Nun kommen drei zusätzliche Optionen. Eine davon nimmt tierische Helfer mit ins Boot. Durch Nistkästen sollen sich wieder mehr Vögel ansiedeln, die als natürliche Schädlingsbekämpfer zum Einsatz kommen. Einen solchen Nistkasten gibt es bei Angelkort für 18 Euro zu kaufen.
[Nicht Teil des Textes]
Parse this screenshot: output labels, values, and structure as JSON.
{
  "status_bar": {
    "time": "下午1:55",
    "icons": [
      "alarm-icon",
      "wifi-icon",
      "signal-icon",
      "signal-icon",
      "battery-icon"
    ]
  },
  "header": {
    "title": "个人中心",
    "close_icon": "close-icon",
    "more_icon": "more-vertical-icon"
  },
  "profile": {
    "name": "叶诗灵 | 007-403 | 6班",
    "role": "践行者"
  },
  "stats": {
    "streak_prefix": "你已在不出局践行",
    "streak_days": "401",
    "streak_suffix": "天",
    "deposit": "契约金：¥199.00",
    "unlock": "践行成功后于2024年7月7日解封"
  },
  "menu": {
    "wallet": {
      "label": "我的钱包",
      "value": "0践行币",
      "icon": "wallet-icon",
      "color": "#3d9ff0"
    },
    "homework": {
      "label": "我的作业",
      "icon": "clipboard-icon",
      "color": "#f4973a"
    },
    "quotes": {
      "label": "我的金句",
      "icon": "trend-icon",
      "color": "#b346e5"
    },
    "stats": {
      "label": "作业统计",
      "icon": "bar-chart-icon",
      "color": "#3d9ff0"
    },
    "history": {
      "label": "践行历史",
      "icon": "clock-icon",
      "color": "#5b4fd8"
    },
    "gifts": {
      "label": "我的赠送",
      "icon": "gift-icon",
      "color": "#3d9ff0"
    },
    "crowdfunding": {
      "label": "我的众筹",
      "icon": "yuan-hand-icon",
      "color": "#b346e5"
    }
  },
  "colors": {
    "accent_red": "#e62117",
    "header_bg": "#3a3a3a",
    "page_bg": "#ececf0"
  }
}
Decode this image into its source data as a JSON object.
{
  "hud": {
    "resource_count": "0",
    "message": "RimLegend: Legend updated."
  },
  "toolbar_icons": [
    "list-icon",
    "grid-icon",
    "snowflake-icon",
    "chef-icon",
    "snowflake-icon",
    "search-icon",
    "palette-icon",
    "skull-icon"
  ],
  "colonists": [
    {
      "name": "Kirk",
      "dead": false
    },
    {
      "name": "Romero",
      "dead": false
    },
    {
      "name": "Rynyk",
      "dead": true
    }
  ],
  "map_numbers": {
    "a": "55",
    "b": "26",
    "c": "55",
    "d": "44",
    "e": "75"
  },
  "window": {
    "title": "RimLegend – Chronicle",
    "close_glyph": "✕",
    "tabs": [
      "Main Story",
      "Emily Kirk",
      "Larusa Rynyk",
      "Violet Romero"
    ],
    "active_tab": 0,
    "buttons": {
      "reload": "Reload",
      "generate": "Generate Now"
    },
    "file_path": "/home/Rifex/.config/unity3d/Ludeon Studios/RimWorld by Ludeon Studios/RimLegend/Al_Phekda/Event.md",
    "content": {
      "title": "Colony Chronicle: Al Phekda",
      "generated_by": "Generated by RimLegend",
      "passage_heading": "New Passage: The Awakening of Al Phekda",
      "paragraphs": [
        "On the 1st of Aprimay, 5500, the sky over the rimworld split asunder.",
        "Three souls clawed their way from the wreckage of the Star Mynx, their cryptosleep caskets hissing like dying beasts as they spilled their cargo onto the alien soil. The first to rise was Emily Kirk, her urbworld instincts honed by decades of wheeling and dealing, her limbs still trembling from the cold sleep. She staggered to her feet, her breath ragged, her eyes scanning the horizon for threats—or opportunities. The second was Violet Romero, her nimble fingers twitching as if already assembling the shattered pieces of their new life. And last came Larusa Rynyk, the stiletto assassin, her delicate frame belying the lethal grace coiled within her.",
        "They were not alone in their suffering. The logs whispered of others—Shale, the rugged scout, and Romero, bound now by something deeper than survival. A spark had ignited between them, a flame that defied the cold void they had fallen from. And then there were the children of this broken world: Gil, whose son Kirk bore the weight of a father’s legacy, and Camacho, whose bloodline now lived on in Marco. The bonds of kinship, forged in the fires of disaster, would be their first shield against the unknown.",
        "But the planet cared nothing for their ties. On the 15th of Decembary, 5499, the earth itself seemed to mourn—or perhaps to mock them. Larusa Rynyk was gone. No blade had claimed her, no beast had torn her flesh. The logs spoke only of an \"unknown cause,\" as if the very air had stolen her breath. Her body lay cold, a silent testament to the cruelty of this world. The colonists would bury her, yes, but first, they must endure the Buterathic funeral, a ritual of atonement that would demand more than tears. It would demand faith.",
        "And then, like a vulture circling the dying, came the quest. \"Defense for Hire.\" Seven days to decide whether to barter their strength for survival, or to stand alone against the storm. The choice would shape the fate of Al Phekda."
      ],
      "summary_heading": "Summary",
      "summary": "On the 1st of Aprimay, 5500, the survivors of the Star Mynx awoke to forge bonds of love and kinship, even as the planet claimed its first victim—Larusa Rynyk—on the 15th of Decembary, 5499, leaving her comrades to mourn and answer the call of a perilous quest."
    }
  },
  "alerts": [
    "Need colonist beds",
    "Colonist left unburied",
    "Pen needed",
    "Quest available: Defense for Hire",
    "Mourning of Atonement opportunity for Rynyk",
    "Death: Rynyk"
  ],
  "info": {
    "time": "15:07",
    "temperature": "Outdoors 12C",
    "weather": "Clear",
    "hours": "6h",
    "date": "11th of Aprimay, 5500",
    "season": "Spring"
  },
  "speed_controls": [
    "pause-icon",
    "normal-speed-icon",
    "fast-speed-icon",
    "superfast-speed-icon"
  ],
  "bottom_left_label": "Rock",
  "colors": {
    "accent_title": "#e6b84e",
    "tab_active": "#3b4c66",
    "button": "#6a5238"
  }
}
EPS-Fallen sind leicht anzubringen

Wer davon nichts hält, der kann auf eine Alternative zurückgreifen: Die „EPS-Falle“ besteht aus einem Schlauch, Ring und einem mit einer speziellen Erde gefüllten Beutel. Schlauch und Ring werden um den Baum gelegt - und im Idealfall spaziert das Tierchen mit den giftigen Haaren dann dort hinein und rutscht in den mit einem Lockstoff versehenen Beutel, wo es anschließend einfach austrocknet. „Wir haben hier noch keine konkreten Erfahrungswerte damit. Aber es soll funktionieren“, sagt Steinkamp.

Jetzt lesen

Anders als Nistkästen und Fallen lässt sich Methode Nummer drei nur von Fachleuten umsetzen: Von der Firma Elmo hat die Firma Angelkort ein spezielles Heißwasser-Schaum-Gerät gekauft. Bei dem Schaum handelt es sich um eine ungiftige Substanz, die Eiweiße zum Stocken bringt - und so dem EPS den Garaus machen soll.

Bedenkenlose Schaum-Mischung soll gegen EPS helfen

Da der Schaum entsprechend bedenkenlos ist, kann er laut Helge Kortmann von der Firma Elmo auch in sensiblen Bereichen - also etwa im näheren Umfeld von Kitas und Schulen im laufenden Betrieb - eingesetzt werden. Gänzlich lösen werde man das EPS-Problem aber selbst durch die neuen Methoden nicht, betonen Steinkamp und Kortmann unisono: „Wir können es nur eindämmen.“

Wichtig sei, dass man die verschiedenen Optionen zur Bekämpfung im Zusammenspiel ziehe. Dann könnte die Firma Angelkort 2020 vielleicht etwas mehr Luft zur Beseitigung des Eichenprozessionsspinners haben. Denn ein Jahr wie 2019 braucht man nicht unbedingt noch einmal. Da konnten sich die Schädlingsbekämpfer vor Anfragen kaum retten und nur noch „Stammkunden“ bedienen.